Investing can be an effective way to build up wealth. As we navigate the post-pandemic world, people are feeling more confident investing money, with Google recently seeing a massive 3,450% increase in searches for “best investments”

 
More people are wanting to get into investing or expand their portfolio as seen by the 8 million people discussing investing and over 8 million people discussing “how to invest”.

Knowing how to take care of your investments so they flourish is critical. The team at private and commercial banking firm Arbuthnot Latham have provided a helpful guide on the most common mistakes investors make and how you can avoid them.  

 

Emotional attachment to a losing position 

 

Before you invest, decide how much you are willing to lose, either as a percentage or in cash terms.
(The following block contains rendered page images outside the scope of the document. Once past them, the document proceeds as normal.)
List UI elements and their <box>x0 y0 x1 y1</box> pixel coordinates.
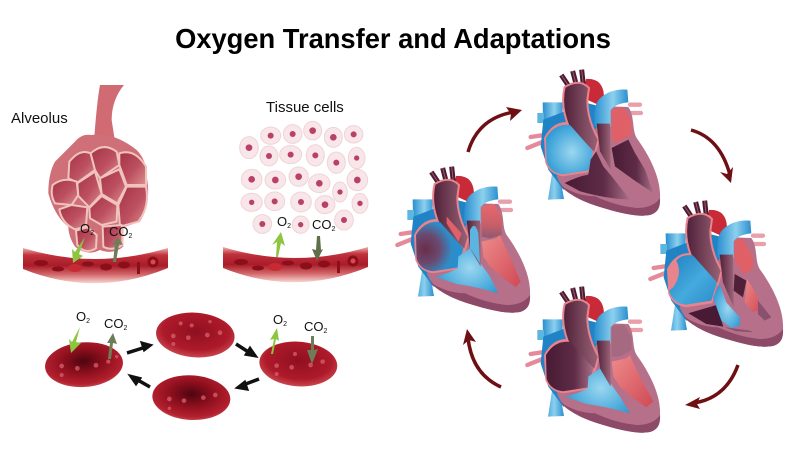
label: Alveolus: Alveolus <box>11 110 68 127</box>
alveolus illustration <box>48 85 148 253</box>
heart: left <box>397 167 530 313</box>
heart: bottom <box>527 287 660 433</box>
label: CO2: 2 <box>128 233 132 240</box>
arrow: O2 out of cell <box>270 328 279 354</box>
label: Tissue cells: Tissue cells <box>266 99 344 116</box>
label: O2: 2 <box>287 223 291 230</box>
arrow: O2 into vessel <box>72 237 85 263</box>
panel: alveolus <box>11 85 168 283</box>
arrow: CO2 out of vessel <box>111 237 123 262</box>
label: CO2: CO <box>109 224 128 239</box>
blood vessel <box>223 247 368 282</box>
label: O2: 2 <box>86 318 90 325</box>
arrow: top-left <box>468 107 522 152</box>
black cycle arrows <box>127 342 259 390</box>
arrow: bottom-right <box>685 365 738 409</box>
arrow: top-right <box>691 130 733 183</box>
arrow: O2 leaving vessel <box>272 232 285 257</box>
label: CO2: CO <box>304 319 324 334</box>
blood vessel <box>23 248 168 283</box>
label: O2: O <box>277 214 287 229</box>
panel: red blood cell cycle <box>44 309 339 422</box>
label: O2: O <box>76 309 86 324</box>
cell cluster <box>240 121 368 233</box>
label: O2: O <box>273 312 283 327</box>
arrow: CO2 out of cell <box>107 333 117 359</box>
label: CO2: 2 <box>124 325 128 332</box>
heart: right <box>650 201 783 347</box>
label: O2: 2 <box>90 230 94 237</box>
title: Oxygen Transfer and Adaptations <box>175 23 611 54</box>
label: CO2: CO <box>312 217 332 232</box>
panel: heart cycle <box>397 70 783 433</box>
arrow: O2 into cell <box>69 327 81 353</box>
label: CO2: CO <box>104 316 124 331</box>
arrow: CO2 into cell <box>307 336 318 364</box>
heart: top <box>527 70 660 216</box>
panel: tissue cells <box>223 99 368 282</box>
label: CO2: 2 <box>332 226 336 233</box>
red blood cells <box>44 310 339 422</box>
label: O2: 2 <box>283 321 287 328</box>
label: CO2: 2 <box>324 328 328 335</box>
arrow: CO2 entering vessel <box>312 236 323 261</box>
arrow: bottom-left <box>463 329 501 387</box>
label: O2: O <box>80 221 90 236</box>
This helps you decide based on logic rather than fear or emotion when to hold out the storm and when to cut your losses. Getting emotional about stocks is something we see often with clients when a position is inherited or gifted from older generations. Rather than hanging on, it may be a good time to diversify to obtain exposure to a varied range of industries and sectors. 

 

Concentrating on a few investments 

 

You have no doubt heard some version of the phrase: “Don’t put all your eggs into one basket.” The logic is sound. If you invest in 100 stocks and one goes to zero you lose 1%, but if you invest in 10 stocks and one goes to zero you lose 10%. Investing in different asset classes, geographies, and strategies, including a diversified portfolio of good companies can both protect and enhance capital over the long term through many economic and market cycles. 

 

Confusing luck with skill 

 

Just because you made money doesn’t mean it was a good investment. Maintain a sense of weariness around investments that can be volatile. Beware of overconfidence, both in terms of the quality of your information and in your ability to act on the information in a timely manner. A rising market lifts all ships. 

 
 

Assuming a stock with a low price is undervalued 

 

Share prices are not a reflection of the true value or opportunity in company. The company behind the share price is. Sometimes stocks just never bounce back. 

 

Not knowing your batting average 

 

Being wrong is normal. Getting it right 60% of the time is a good batting average and what is most important is looking at the overall historical performance to ensure on average your investing is right more often than not

 

 

Getting distracted by the social media circus 

 

It is easy to get caught up in the click-bait headlines, trending social media posts and viral stories, but it is not advisable to track performance too frequently. It can distract from the bigger picture and can be easy to get swayed by both good and bad news.  

 

Extending the recent past into the future and not acknowledging the potential for change 

 

Forces driving the market today can change rapidly. It is human nature to take the recent past and apply it to the future. Accepting things change rapidly and without warning will avoid you making costly errors.